Our current results on an increase in the CMC, with a peak about 500 ms after the onset of the observed phasic motor act and on a decrease in MEG power of ∼7 Hz and ∼15 Hz in an overlapping time window may seem contradictory given the previous considerations. Indeed, MEG power decrease would imply activation of the sensorimotor cortex [1], whereas increased CMC would indicate stabilization of the M1 cortex [8]. However, it is important to note that these two effects occurred at different frequency bands suggesting that different neuronal populations are involved in opposite functions at the same time. It is also evident from the source maps that MEG power was modulated statistically significantly in areas beyond the M1 cortex; the parieto-occipital suppressions likely reflected the visual effects of movement observation [14] and even somatosensory ‘mirroring’ [39,42,43]. As our current focus is in the motor-cortex output, we do not discuss these findings further.

M1 cortex is activated during observation of hand actions and even tool use [1,44]. However, it has been long under debate whether M1 is part of the mirror-neuron system as the initial monkey studies did not show (nor test) mirror-neuron activity in M1. One alternative interpretation thus was that as M1 is downstream from the inferior frontal gyrus (monkey F5 region), the core of the mirror-neuron system, it only passively reflects what has happened earlier in the processing chain.

Mirror neurons have now, however, been reported also in the M1 cortex of monkeys [45]. Roger Lemon's group first demonstrated that corticospinal-tract neurons originating from the monkey F5 area have mirror-neuron properties [46]. Some of these neurons showed suppressive activity during action observation despite increased firing during a monkey's own action; in other words, the concept of mirror neurons was now expanded from the previous definitions where mirror neurons were considered to react in a qualitatively similar manner during action observation and execution. The authors speculated that the suppressive action might be related to the inhibition of own imitative action during observation of movements.

More recently, the same group identified mirror neurons in the monkey M1 cortex [47]. Of all recorded M1 pyramidal-track neurons, half showed mirror-like activity. Most of these were increasing their firing during action observation (similarly as during action execution) but a large number of neurons also showed suppressed activity during action observation.

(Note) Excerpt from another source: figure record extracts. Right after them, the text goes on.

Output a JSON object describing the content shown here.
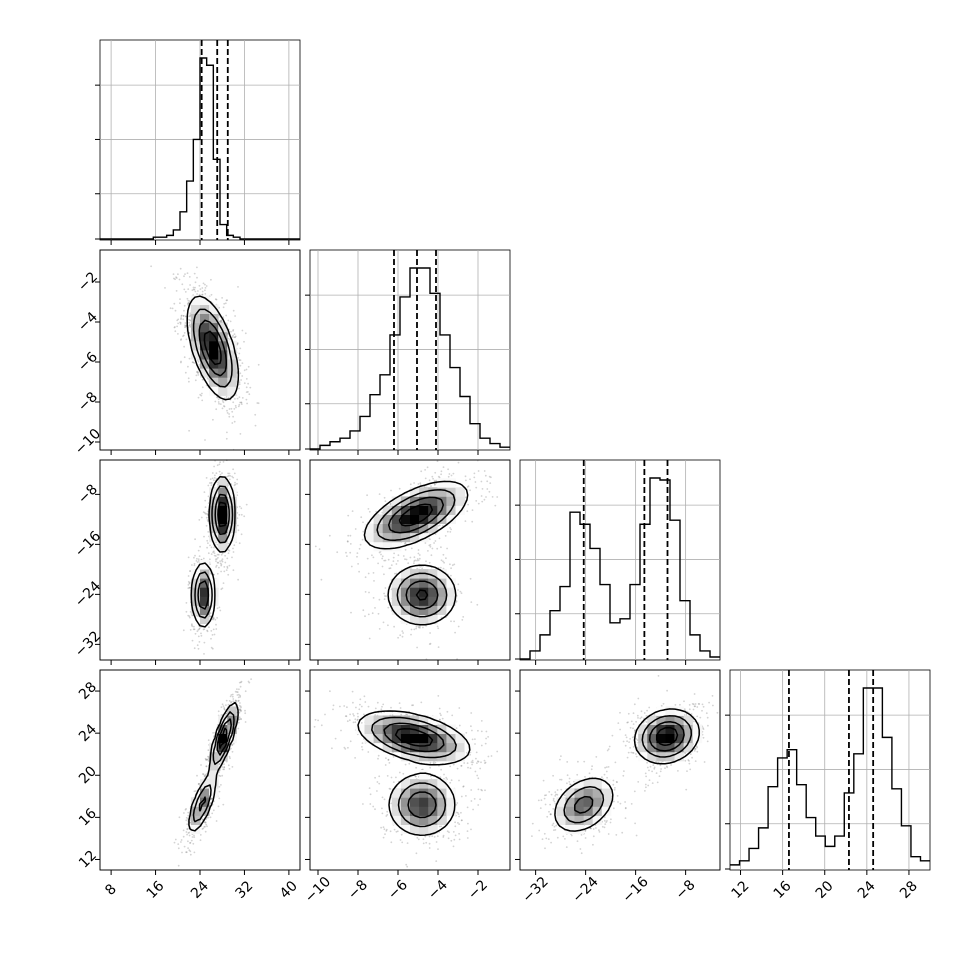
{
  "chart_data": {
    "type": "corner",
    "grid": true,
    "quantile_lines": "dashed",
    "hist_color": "#000000",
    "scatter_color": "#808080",
    "contour_color": "#000000",
    "params": [
      {
        "range": [
          6,
          42
        ],
        "ticks": [
          "8",
          "16",
          "24",
          "32",
          "40"
        ],
        "tick_values": [
          8,
          16,
          24,
          32,
          40
        ],
        "quantiles": [
          24.3,
          27.1,
          29.0
        ],
        "hist": [
          0,
          0,
          0,
          0,
          0,
          0,
          0,
          0,
          1,
          1,
          2,
          5,
          15,
          32,
          55,
          100,
          96,
          44,
          8,
          2,
          1,
          0,
          0,
          0,
          0,
          0,
          0,
          0,
          0,
          0
        ]
      },
      {
        "range": [
          -10.4,
          -0.4
        ],
        "ticks": [
          "−10",
          "−8",
          "−6",
          "−4",
          "−2"
        ],
        "tick_values": [
          -10,
          -8,
          -6,
          -4,
          -2
        ],
        "quantiles": [
          -6.2,
          -5.05,
          -4.1
        ],
        "hist": [
          0,
          2,
          4,
          6,
          10,
          18,
          30,
          41,
          63,
          84,
          100,
          100,
          86,
          63,
          45,
          29,
          14,
          6,
          3,
          1
        ]
      },
      {
        "range": [
          -34.5,
          -2.5
        ],
        "ticks": [
          "−32",
          "−24",
          "−16",
          "−8"
        ],
        "tick_values": [
          -32,
          -24,
          -16,
          -8
        ],
        "quantiles": [
          -24.3,
          -14.6,
          -10.9
        ],
        "hist": [
          0,
          4,
          12,
          24,
          36,
          73,
          67,
          55,
          37,
          18,
          20,
          37,
          67,
          90,
          89,
          69,
          29,
          12,
          4,
          1
        ]
      },
      {
        "range": [
          11,
          30
        ],
        "ticks": [
          "12",
          "16",
          "20",
          "24",
          "28"
        ],
        "tick_values": [
          12,
          16,
          20,
          24,
          28
        ],
        "quantiles": [
          16.6,
          22.3,
          24.6
        ],
        "hist": [
          2,
          4,
          10,
          20,
          40,
          54,
          58,
          41,
          25,
          16,
          11,
          16,
          37,
          56,
          88,
          88,
          64,
          39,
          21,
          6,
          4
        ]
      }
    ],
    "pairs": [
      {
        "row": 1,
        "col": 0,
        "blobs": [
          {
            "cx": 26.3,
            "cy": -5.3,
            "sx": 2.2,
            "sy": 1.25,
            "rho": -0.55,
            "w": 1.0
          }
        ]
      },
      {
        "row": 2,
        "col": 0,
        "blobs": [
          {
            "cx": 28.0,
            "cy": -11.2,
            "sx": 1.1,
            "sy": 2.9,
            "rho": 0.0,
            "w": 0.6
          },
          {
            "cx": 24.6,
            "cy": -24.1,
            "sx": 1.05,
            "sy": 2.6,
            "rho": 0.0,
            "w": 0.4
          }
        ]
      },
      {
        "row": 2,
        "col": 1,
        "blobs": [
          {
            "cx": -5.1,
            "cy": -11.3,
            "sx": 1.25,
            "sy": 2.6,
            "rho": 0.6,
            "w": 0.6
          },
          {
            "cx": -4.8,
            "cy": -24.1,
            "sx": 0.85,
            "sy": 2.4,
            "rho": 0.0,
            "w": 0.4
          }
        ]
      },
      {
        "row": 3,
        "col": 0,
        "blobs": [
          {
            "cx": 28.3,
            "cy": 23.6,
            "sx": 1.2,
            "sy": 1.6,
            "rho": 0.78,
            "w": 0.6
          },
          {
            "cx": 24.4,
            "cy": 17.3,
            "sx": 1.3,
            "sy": 1.45,
            "rho": 0.72,
            "w": 0.4
          }
        ]
      },
      {
        "row": 3,
        "col": 1,
        "blobs": [
          {
            "cx": -5.2,
            "cy": 23.6,
            "sx": 1.35,
            "sy": 1.2,
            "rho": -0.45,
            "w": 0.6
          },
          {
            "cx": -4.8,
            "cy": 17.2,
            "sx": 0.85,
            "sy": 1.5,
            "rho": 0.0,
            "w": 0.4
          }
        ]
      },
      {
        "row": 3,
        "col": 2,
        "blobs": [
          {
            "cx": -11.0,
            "cy": 23.7,
            "sx": 2.5,
            "sy": 1.25,
            "rho": 0.15,
            "w": 0.6
          },
          {
            "cx": -24.3,
            "cy": 17.2,
            "sx": 2.5,
            "sy": 1.35,
            "rho": 0.35,
            "w": 0.4
          }
        ]
      }
    ]
  }
}
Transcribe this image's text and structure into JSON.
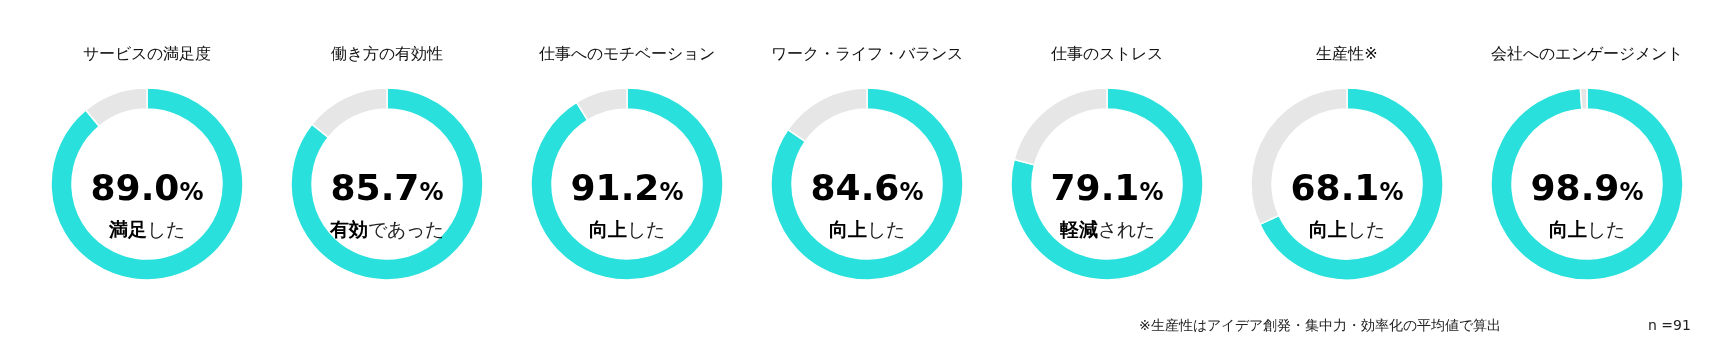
{
  "chart_data": [
    {
      "type": "donut",
      "title": "サービスの満足度",
      "categories": [
        null,
        null
      ],
      "values": [
        89.0,
        11.0
      ],
      "colors": [
        "#29e0dc",
        "#e6e6e6"
      ],
      "value_labels": [
        "89.0%",
        null
      ],
      "annotations": [
        "満足",
        "した"
      ]
    },
    {
      "type": "donut",
      "title": "働き方の有効性",
      "categories": [
        null,
        null
      ],
      "values": [
        85.7,
        14.3
      ],
      "colors": [
        "#29e0dc",
        "#e6e6e6"
      ],
      "value_labels": [
        "85.7%",
        null
      ],
      "annotations": [
        "有効",
        "であった"
      ]
    },
    {
      "type": "donut",
      "title": "仕事へのモチベーション",
      "categories": [
        null,
        null
      ],
      "values": [
        91.2,
        8.8
      ],
      "colors": [
        "#29e0dc",
        "#e6e6e6"
      ],
      "value_labels": [
        "91.2%",
        null
      ],
      "annotations": [
        "向上",
        "した"
      ]
    },
    {
      "type": "donut",
      "title": "ワーク・ライフ・バランス",
      "categories": [
        null,
        null
      ],
      "values": [
        84.6,
        15.4
      ],
      "colors": [
        "#29e0dc",
        "#e6e6e6"
      ],
      "value_labels": [
        "84.6%",
        null
      ],
      "annotations": [
        "向上",
        "した"
      ]
    },
    {
      "type": "donut",
      "title": "仕事のストレス",
      "categories": [
        null,
        null
      ],
      "values": [
        79.1,
        20.9
      ],
      "colors": [
        "#29e0dc",
        "#e6e6e6"
      ],
      "value_labels": [
        "79.1%",
        null
      ],
      "annotations": [
        "軽減",
        "された"
      ]
    },
    {
      "type": "donut",
      "title": "生産性※",
      "categories": [
        null,
        null
      ],
      "values": [
        68.1,
        31.9
      ],
      "colors": [
        "#29e0dc",
        "#e6e6e6"
      ],
      "value_labels": [
        "68.1%",
        null
      ],
      "annotations": [
        "向上",
        "した"
      ]
    },
    {
      "type": "donut",
      "title": "会社へのエンゲージメント",
      "categories": [
        null,
        null
      ],
      "values": [
        98.9,
        1.1
      ],
      "colors": [
        "#29e0dc",
        "#e6e6e6"
      ],
      "value_labels": [
        "98.9%",
        null
      ],
      "annotations": [
        "向上",
        "した"
      ]
    },
    {
      "type": "other",
      "annotations": [
        "※生産性はアイデア創発・集中力・効率化の平均値で算出",
        "n =91"
      ]
    }
  ]
}
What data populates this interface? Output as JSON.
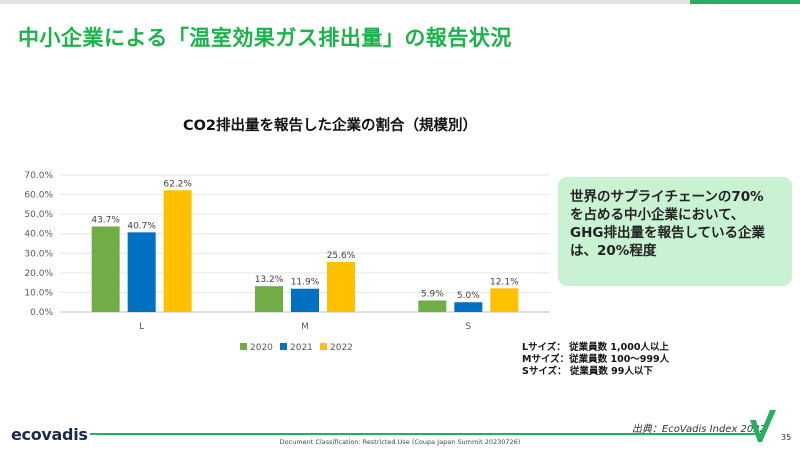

The authors concluded that ‘M1 direct input to spinal circuitry is either reduced or abolished and may not be sufficient to produce overt muscle activity’.

Our current results, demonstrating a dual effect in the M1 cortex, can be interpreted within a similar framework as they imply that the human M1 cortex contains different neuronal populations, one of which (reflected in MEG power suppression) is automatically activated during observation of other persons' motor actions, and the other (reflected in CMC increase) is inhibited indicating stabilization of the M1 cortex; the latter effect could prevent the occurrence of inappropriate imitation or generation of any new movements associated with M1-cortex activation during action observation.

Anatomical and functional studies in monkey imply that cortico-motoneuronal connections—that comprise a part of all corticospinal connections, exist only in primates and are closely related to manual dexterity—predominantly emerge from the M1 cortex and not from the secondary motor cortices [48-50]. These M1-originated efferents could thus have a specific role in the inhibition of unwanted imitation during observation of other persons' actions despite the activation of the M1 cortex.